I'm following this lecture notes to understand mixture of Gaussian model and EM (Expectation Maximization) algorithm to fit it.
I understand the complete intuition behind this algorithm, which is explained here. But I don't understand the terminology used in the lecture notes to mathematically express this algorithm.
It's written that we want to model the joint distribution of
$$p(x^{(i)}, z^{(i)}) = p(x^{(i)}| z^{(i)}) p(z^{(i)})$$
Here what is the intuitive meaning of $p(x^{(i)}, z^{(i)})$? How they came up with such expression? Here I know what $z^{(i)}$ means. It's one of the $k$ possible Gaussian distributions from which $x^{(i)}$ came from. Correct me here if I'm wrong.

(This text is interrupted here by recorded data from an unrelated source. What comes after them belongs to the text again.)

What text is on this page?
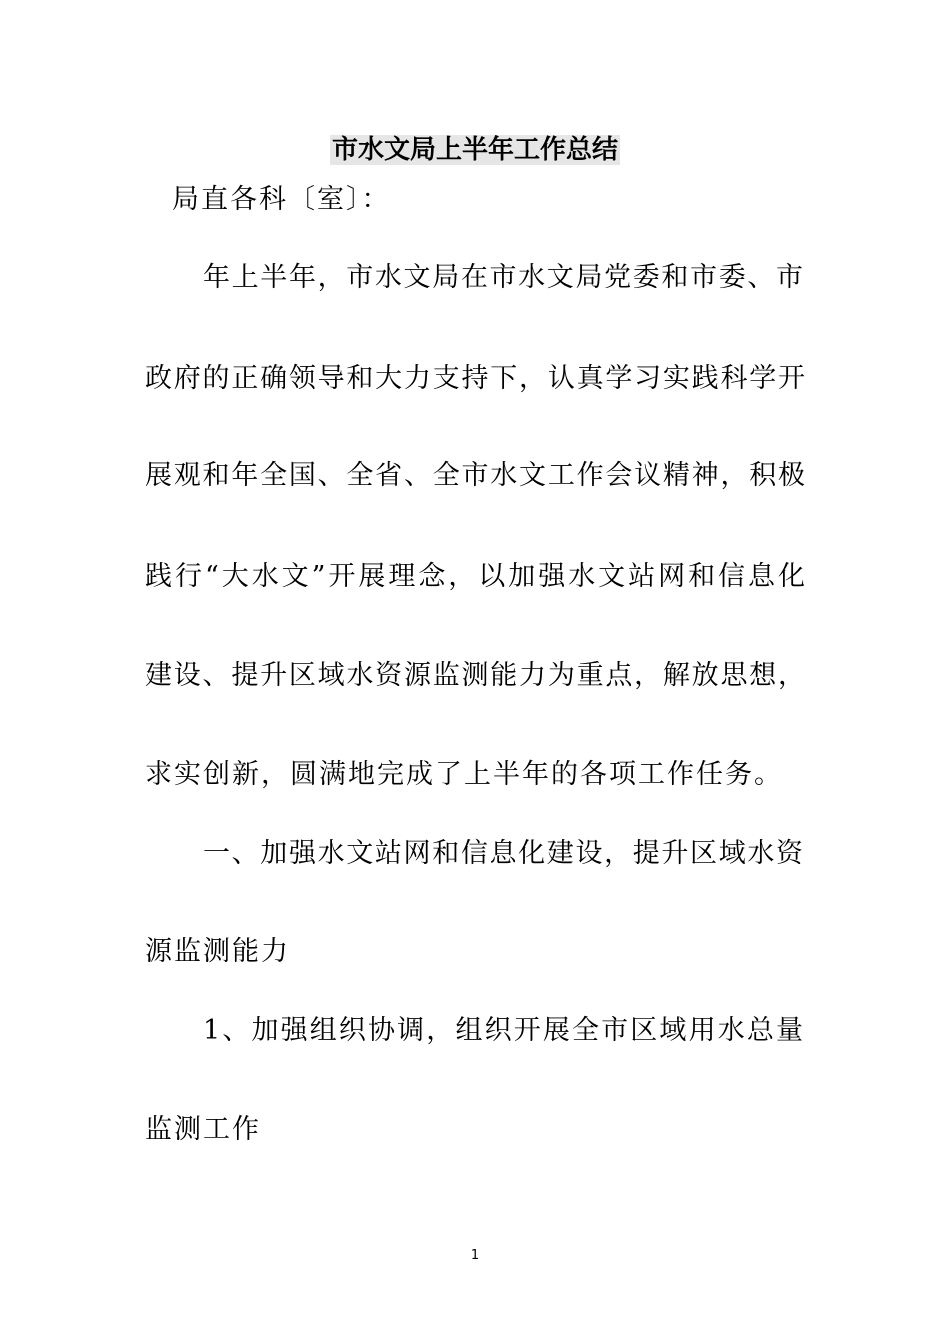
市水文局上半年工作总结
局直各科〔室〕：
年上半年，市水文局在市水文局党委和市委、市
政府的正确领导和大力支持下，认真学习实践科学开
展观和年全国、全省、全市水文工作会议精神，积极
践行“大水文”开展理念，以加强水文站网和信息化
建设、提升区域水资源监测能力为重点，解放思想，
求实创新，圆满地完成了上半年的各项工作任务。
一、加强水文站网和信息化建设，提升区域水资
源监测能力
1、加强组织协调，组织开展全市区域用水总量
监测工作
1
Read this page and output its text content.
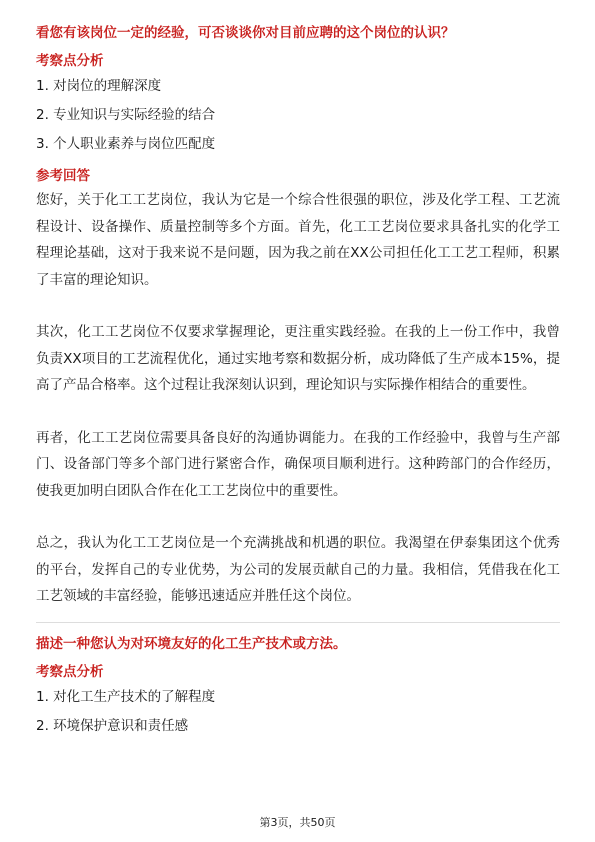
看您有该岗位一定的经验，可否谈谈你对目前应聘的这个岗位的认识？

考察点分析

1. 对岗位的理解深度
2. 专业知识与实际经验的结合
3. 个人职业素养与岗位匹配度

参考回答

您好，关于化工工艺岗位，我认为它是一个综合性很强的职位，涉及化学工程、工艺流程设计、设备操作、质量控制等多个方面。首先，化工工艺岗位要求具备扎实的化学工程理论基础，这对于我来说不是问题，因为我之前在XX公司担任化工工艺工程师，积累了丰富的理论知识。

其次，化工工艺岗位不仅要求掌握理论，更注重实践经验。在我的上一份工作中，我曾负责XX项目的工艺流程优化，通过实地考察和数据分析，成功降低了生产成本15%，提高了产品合格率。这个过程让我深刻认识到，理论知识与实际操作相结合的重要性。

再者，化工工艺岗位需要具备良好的沟通协调能力。在我的工作经验中，我曾与生产部门、设备部门等多个部门进行紧密合作，确保项目顺利进行。这种跨部门的合作经历，使我更加明白团队合作在化工工艺岗位中的重要性。

总之，我认为化工工艺岗位是一个充满挑战和机遇的职位。我渴望在伊泰集团这个优秀的平台，发挥自己的专业优势，为公司的发展贡献自己的力量。我相信，凭借我在化工工艺领域的丰富经验，能够迅速适应并胜任这个岗位。

描述一种您认为对环境友好的化工生产技术或方法。

考察点分析

1. 对化工生产技术的了解程度
2. 环境保护意识和责任感
第3页，共50页
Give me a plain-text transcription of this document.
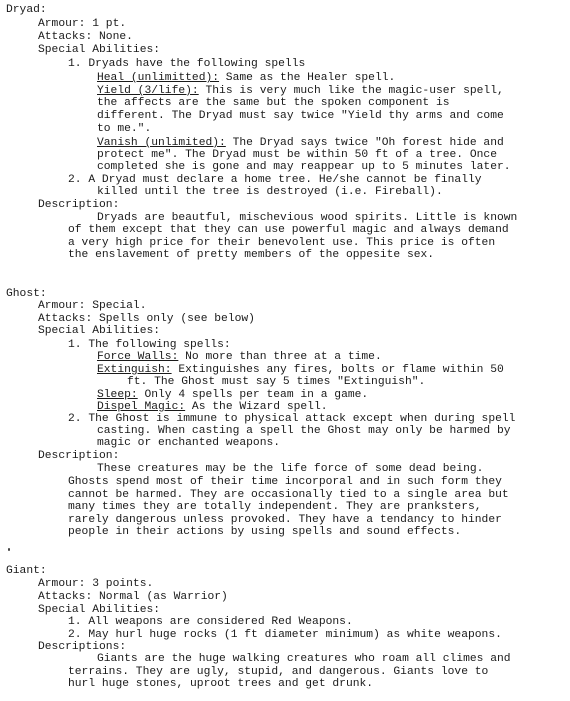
Dryad:
Armour: 1 pt.
Attacks: None.
Special Abilities:
1. Dryads have the following spells
Heal (unlimitted): Same as the Healer spell.
Yield (3/life): This is very much like the magic-user spell,
the affects are the same but the spoken component is
different. The Dryad must say twice "Yield thy arms and come
to me.".
Vanish (unlimited): The Dryad says twice "Oh forest hide and
protect me". The Dryad must be within 50 ft of a tree. Once
completed she is gone and may reappear up to 5 minutes later.
2. A Dryad must declare a home tree. He/she cannot be finally
killed until the tree is destroyed (i.e. Fireball).
Description:
Dryads are beautful, mischevious wood spirits. Little is known
of them except that they can use powerful magic and always demand
a very high price for their benevolent use. This price is often
the enslavement of pretty members of the oppesite sex.
Ghost:
Armour: Special.
Attacks: Spells only (see below)
Special Abilities:
1. The following spells:
Force Walls: No more than three at a time.
Extinguish: Extinguishes any fires, bolts or flame within 50
ft. The Ghost must say 5 times "Extinguish".
Sleep: Only 4 spells per team in a game.
Dispel Magic: As the Wizard spell.
2. The Ghost is immune to physical attack except when during spell
casting. When casting a spell the Ghost may only be harmed by
magic or enchanted weapons.
Description:
These creatures may be the life force of some dead being.
Ghosts spend most of their time incorporal and in such form they
cannot be harmed. They are occasionally tied to a single area but
many times they are totally independent. They are pranksters,
rarely dangerous unless provoked. They have a tendancy to hinder
people in their actions by using spells and sound effects.
Giant:
Armour: 3 points.
Attacks: Normal (as Warrior)
Special Abilities:
1. All weapons are considered Red Weapons.
2. May hurl huge rocks (1 ft diameter minimum) as white weapons.
Descriptions:
Giants are the huge walking creatures who roam all climes and
terrains. They are ugly, stupid, and dangerous. Giants love to
hurl huge stones, uproot trees and get drunk.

I also don't understand from where the following log likelihood formula came from.
$$l(φ, μ, Σ) = \sum_{i=1}^m \log p(x^{(i)}; φ, μ, Σ)$$
which is equal to
$$\sum_{i=1}^m \log \sum_{z^{(i)}=1}^k p(x^{(i)}|z^{(i)} ; μ,Σ) p(z^{(i)}; φ)$$
Also the other thing which I don't understand is in explanation on EM algorithm, I can't figure out from where the formula for $φj$, $μj$ and $Σj$ is derived.
How can I derive this Maximization step of EM algorithm?